TUROW: Well, let me just say this in defense of the prosecutors. This is a case that the local prosecutors didn't want to bring. The special prosecutor brought it.

And they are bringing this case and the evidence forward to let a jury decide. They -- and so they're -- they're letting it all hang out.

And they may look bumbling. And they may look like they're contradicting themselves. But they are, you know, following a classic strategy for particularly state court prosecutors who are just saying, we're going to put it all on and let the jury make sense of it because that way, they can't be blamed for -- for not trying to show the jury everything.

MORGAN: If we -- if we go to the last page of a book you had written about this case, Scott, would you have guilty or not guilty?

TUROW: I -- I don't think Mr.
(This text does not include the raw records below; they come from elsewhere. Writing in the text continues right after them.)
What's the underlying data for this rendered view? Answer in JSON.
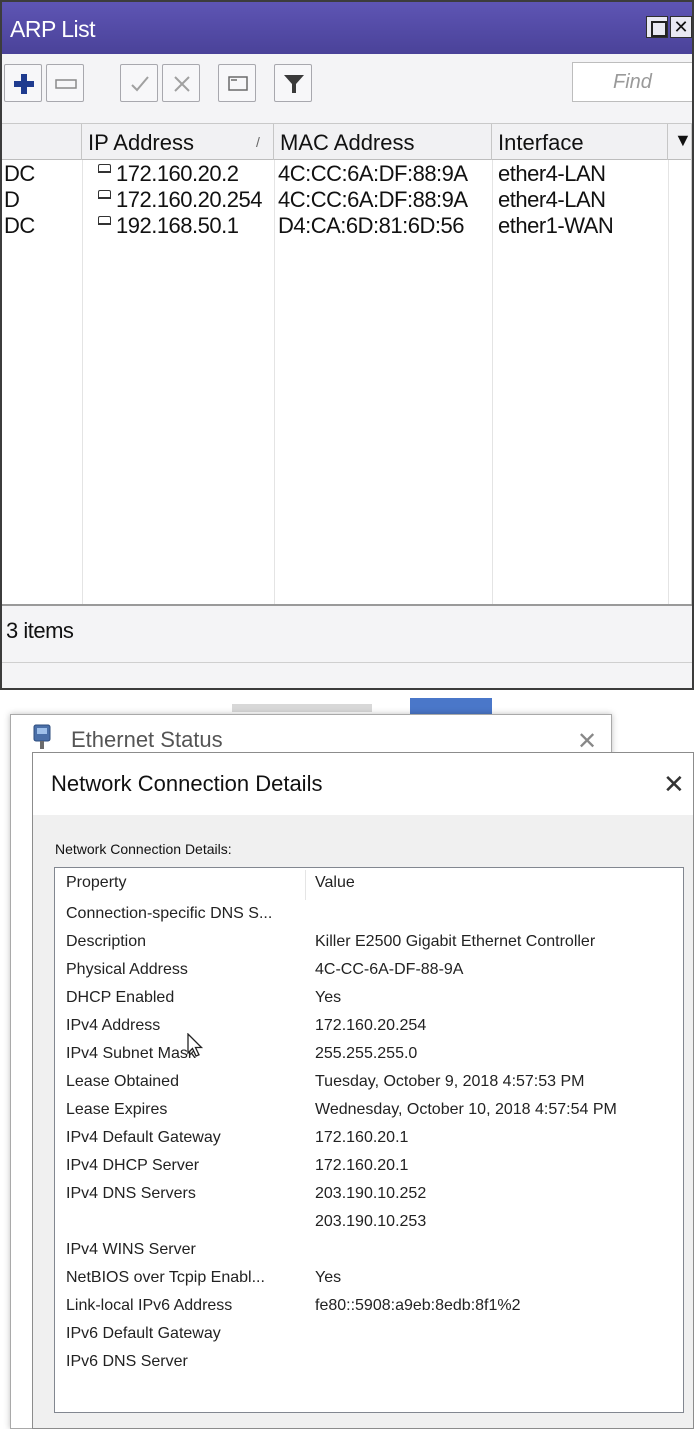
{
  "arp_window": {
    "title": "ARP List",
    "find_placeholder": "Find",
    "columns": [
      "IP Address",
      "MAC Address",
      "Interface"
    ],
    "sort_indicator": "/",
    "rows": [
      {
        "flags": "DC",
        "ip": "172.160.20.2",
        "mac": "4C:CC:6A:DF:88:9A",
        "interface": "ether4-LAN"
      },
      {
        "flags": "D",
        "ip": "172.160.20.254",
        "mac": "4C:CC:6A:DF:88:9A",
        "interface": "ether4-LAN"
      },
      {
        "flags": "DC",
        "ip": "192.168.50.1",
        "mac": "D4:CA:6D:81:6D:56",
        "interface": "ether1-WAN"
      }
    ],
    "status": "3 items",
    "toolbar_icons": [
      "add-icon",
      "remove-icon",
      "enable-icon",
      "disable-icon",
      "comment-icon",
      "filter-icon"
    ],
    "accent": "#4f47a3"
  },
  "ethernet_status": {
    "title": "Ethernet Status"
  },
  "details_dialog": {
    "title": "Network Connection Details",
    "label": "Network Connection Details:",
    "header_property": "Property",
    "header_value": "Value",
    "properties": [
      {
        "property": "Connection-specific DNS S...",
        "value": ""
      },
      {
        "property": "Description",
        "value": "Killer E2500 Gigabit Ethernet Controller"
      },
      {
        "property": "Physical Address",
        "value": "4C-CC-6A-DF-88-9A"
      },
      {
        "property": "DHCP Enabled",
        "value": "Yes"
      },
      {
        "property": "IPv4 Address",
        "value": "172.160.20.254"
      },
      {
        "property": "IPv4 Subnet Mask",
        "value": "255.255.255.0"
      },
      {
        "property": "Lease Obtained",
        "value": "Tuesday, October 9, 2018 4:57:53 PM"
      },
      {
        "property": "Lease Expires",
        "value": "Wednesday, October 10, 2018 4:57:54 PM"
      },
      {
        "property": "IPv4 Default Gateway",
        "value": "172.160.20.1"
      },
      {
        "property": "IPv4 DHCP Server",
        "value": "172.160.20.1"
      },
      {
        "property": "IPv4 DNS Servers",
        "value": "203.190.10.252"
      },
      {
        "property": "",
        "value": "203.190.10.253"
      },
      {
        "property": "IPv4 WINS Server",
        "value": ""
      },
      {
        "property": "NetBIOS over Tcpip Enabl...",
        "value": "Yes"
      },
      {
        "property": "Link-local IPv6 Address",
        "value": "fe80::5908:a9eb:8edb:8f1%2"
      },
      {
        "property": "IPv6 Default Gateway",
        "value": ""
      },
      {
        "property": "IPv6 DNS Server",
        "value": ""
      }
    ]
  }
}
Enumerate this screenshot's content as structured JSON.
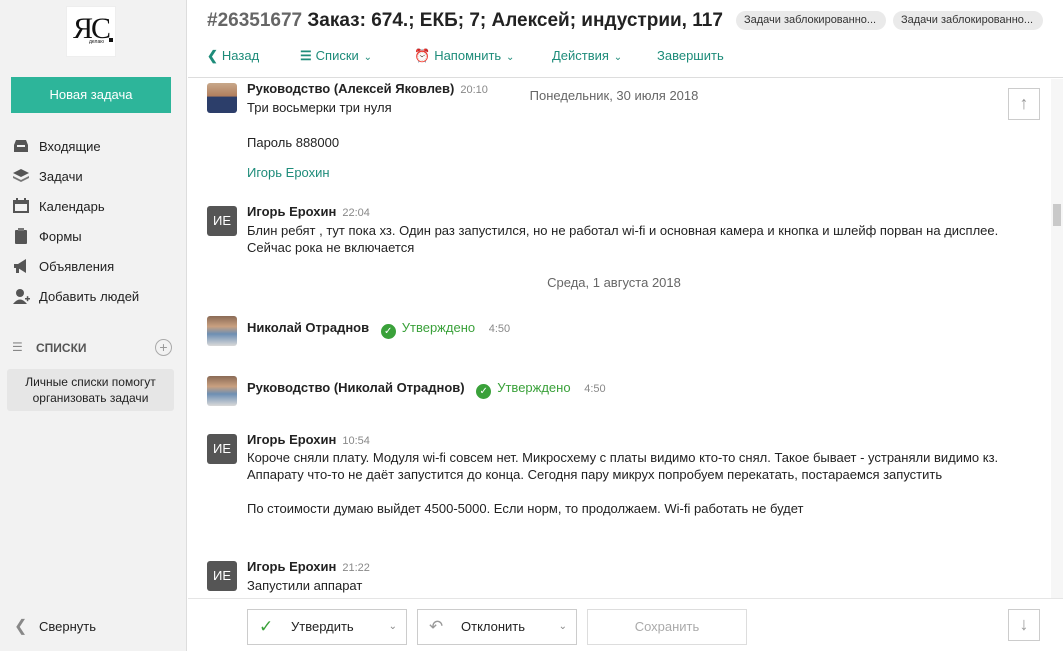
{
  "sidebar": {
    "logo_text": "ЯС",
    "logo_sub": "делаю",
    "new_task": "Новая задача",
    "items": [
      {
        "label": "Входящие",
        "icon": "inbox-icon"
      },
      {
        "label": "Задачи",
        "icon": "layers-icon"
      },
      {
        "label": "Календарь",
        "icon": "calendar-icon"
      },
      {
        "label": "Формы",
        "icon": "clipboard-icon"
      },
      {
        "label": "Объявления",
        "icon": "megaphone-icon"
      },
      {
        "label": "Добавить людей",
        "icon": "add-user-icon"
      }
    ],
    "lists_label": "СПИСКИ",
    "lists_hint": "Личные списки помогут организовать задачи",
    "collapse": "Свернуть"
  },
  "header": {
    "task_number": "#26351677",
    "title": "Заказ: 674.; ЕКБ; 7; Алексей; индустрии, 117",
    "tags": [
      "Задачи заблокированно...",
      "Задачи заблокированно..."
    ],
    "toolbar": {
      "back": "Назад",
      "lists": "Списки",
      "remind": "Напомнить",
      "actions": "Действия",
      "finish": "Завершить"
    }
  },
  "feed": {
    "messages": [
      {
        "author": "Руководство (Алексей Яковлев)",
        "time": "20:10",
        "lines": [
          "Три восьмерки три нуля",
          "Пароль 888000"
        ],
        "link": "Игорь Ерохин"
      },
      {
        "author": "Игорь Ерохин",
        "initials": "ИЕ",
        "time": "22:04",
        "text": "Блин ребят , тут пока хз. Один раз запустился, но не работал wi-fi и основная камера и кнопка и шлейф порван на дисплее. Сейчас рока не включается"
      },
      {
        "author": "Николай Отраднов",
        "status": "Утверждено",
        "time": "4:50"
      },
      {
        "author": "Руководство (Николай Отраднов)",
        "status": "Утверждено",
        "time": "4:50"
      },
      {
        "author": "Игорь Ерохин",
        "initials": "ИЕ",
        "time": "10:54",
        "text": "Короче сняли плату. Модуля wi-fi совсем нет. Микросхему с платы видимо кто-то снял. Такое бывает - устраняли видимо кз. Аппарату что-то не даёт запустится до конца. Сегодня пару микрух попробуем перекатать, постараемся запустить",
        "text2": "По стоимости думаю выйдет 4500-5000. Если норм, то продолжаем. Wi-fi работать не будет"
      },
      {
        "author": "Игорь Ерохин",
        "initials": "ИЕ",
        "time": "21:22",
        "text": "Запустили аппарат"
      }
    ],
    "dates": [
      "Понедельник, 30 июля 2018",
      "Среда, 1 августа 2018"
    ]
  },
  "footer": {
    "approve": "Утвердить",
    "reject": "Отклонить",
    "save": "Сохранить"
  },
  "colors": {
    "accent": "#2db59a",
    "link": "#1e8c7a",
    "approved": "#3aa13a"
  }
}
Zimmerman is going to be convicted. But I also think that doesn't -- that doesn't answer the larger cultural questions that are involved here.

It's an unhappy situation when both men have reason to be afraid of one another. And you know, that's -- that's where they were at in Sanford, Florida.

MORGAN: Right.

TUROW: And you know, we still have a lot of work to do.

MORGAN: Scott Turow, great to talk to you. Thank you very much indeed.

TUROW: Thanks, Piers.

MORGAN: That's all for us tonight. Anderson Cooper CNN Special, "Self-Defense or Murder: the George Zimmerman Trial," starts in just a few moments.